No one else was ever charged, nor given plea deals for immunity.

So what’s up with that place at Miami and Elston?

In the mid 1970s Gacy had a maintence contract there, and for a time his mother occupied one of the five apartments. After his arrest, several neighbors of that building called police saying they might have witnessed Gacy burying victims without realizing it.

Wasn’t that place investigated recently?

That depends on how you define “investigated.” In 1998, after a ground-scanning-radar company found anomalies in the yard, the Chicago police obtained a search warrant and expressed a strong conviction that they’d find human remains there. In the event, though, investigators ignored diagrams drawn by the witnesses and kept their operations restricted to a small tent set up in a different place in the yard.

In response to our inquiries, and our proffered witness interviews and new evidence, Cook County sheriff Tom Dart made a new search of the property in the spring of 2013. Dart later announced that the site was clean, but when pressed, his expert admitted that the search would not have been thorough enough to produce any solid conclusions.

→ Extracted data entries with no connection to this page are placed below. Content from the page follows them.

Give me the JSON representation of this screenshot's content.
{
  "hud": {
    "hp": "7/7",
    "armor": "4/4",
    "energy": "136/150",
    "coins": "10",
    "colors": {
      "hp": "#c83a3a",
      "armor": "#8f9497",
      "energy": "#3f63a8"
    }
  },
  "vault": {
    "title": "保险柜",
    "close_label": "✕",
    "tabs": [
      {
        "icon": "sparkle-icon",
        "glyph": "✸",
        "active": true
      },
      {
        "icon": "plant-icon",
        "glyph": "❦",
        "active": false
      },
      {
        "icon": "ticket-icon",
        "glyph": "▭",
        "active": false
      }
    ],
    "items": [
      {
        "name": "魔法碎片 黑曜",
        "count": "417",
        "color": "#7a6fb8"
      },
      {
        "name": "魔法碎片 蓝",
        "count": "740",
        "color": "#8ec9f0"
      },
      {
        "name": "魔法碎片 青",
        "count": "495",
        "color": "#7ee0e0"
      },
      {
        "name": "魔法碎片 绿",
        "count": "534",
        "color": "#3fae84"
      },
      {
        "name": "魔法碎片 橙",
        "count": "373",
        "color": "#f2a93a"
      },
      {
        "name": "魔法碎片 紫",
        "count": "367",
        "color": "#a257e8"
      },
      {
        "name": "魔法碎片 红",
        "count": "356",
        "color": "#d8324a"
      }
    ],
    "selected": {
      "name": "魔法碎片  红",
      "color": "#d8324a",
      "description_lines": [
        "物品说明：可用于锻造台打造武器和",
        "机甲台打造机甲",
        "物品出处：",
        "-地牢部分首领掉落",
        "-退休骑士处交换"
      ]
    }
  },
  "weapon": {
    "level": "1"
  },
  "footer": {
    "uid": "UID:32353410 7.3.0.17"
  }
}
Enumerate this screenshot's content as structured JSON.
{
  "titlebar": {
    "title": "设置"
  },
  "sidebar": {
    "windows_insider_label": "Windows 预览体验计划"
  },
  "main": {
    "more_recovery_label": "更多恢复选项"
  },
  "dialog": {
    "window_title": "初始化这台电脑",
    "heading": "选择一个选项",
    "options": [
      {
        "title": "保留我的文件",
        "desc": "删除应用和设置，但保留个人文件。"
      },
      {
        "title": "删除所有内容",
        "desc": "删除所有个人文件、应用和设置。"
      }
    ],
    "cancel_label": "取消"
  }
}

Though he has stated that he is committed to tying up the loose ends in the case, Dart has not explained why he doesn’t want to excavate the site. His refusal raises questions about why he insists on preserving the dubious conclusions of the original, 1978 investigation.

How so?

Much has been made of Dart’s announced intention to use modern technology to try to bring closure to the families of the victims who weren’t identified at the time of Gacy’s arrest.

Dart invited people to submit profiles of potential victims, and said he heard from more than 100. He said his office narrowed the field to 30 or so based on their similarity to the profiles of Gacy’s known victims, and their relatives were invited to submit DNA. Since then two victims have been identified.

What about all those other families whose victim profiles seemed likely?

At the time of Gacy’s arrest witnesses reported suspicions about multiple other locations in Chicago, including but not limited to the house on Miami, The sheriff has not shown any interest in investigating them. He does, however, readily admit that Gacy traveled frequently for work and may well have murdered boys elsewhere.

Anything else going on?

Sherry Marino’s son, Michael, was identified in 1980, along with his friend Kenny Parker, as a Gacy victim, but she was supsicious of the news. After we began publicizing problems with the case, criminal defense attorney Stephen Becker petitioned the court on her behalf for permission to exhume the purported remains of her son. Over the county’s objections, she prevailed, and subsequent tests proved that her DNA did not match that of the victim. There was speculation that Michael’s and Kenny Parker’s remains had mingled and their identities had gotten switched. So she obtained permission, fighting Cook County in court once again, to exhume Parker’s remains. There was no match between her DNA and that of the second victim either. So for certain, neither victim is her son, and it’s possible, considering the circumstances, that the friend was misidentified as well.

The sheriff doesn’t accept her legitimate test results, nor does he acknowledge that he now has at least one, maybe two, and possibly even more additional victims to contend with.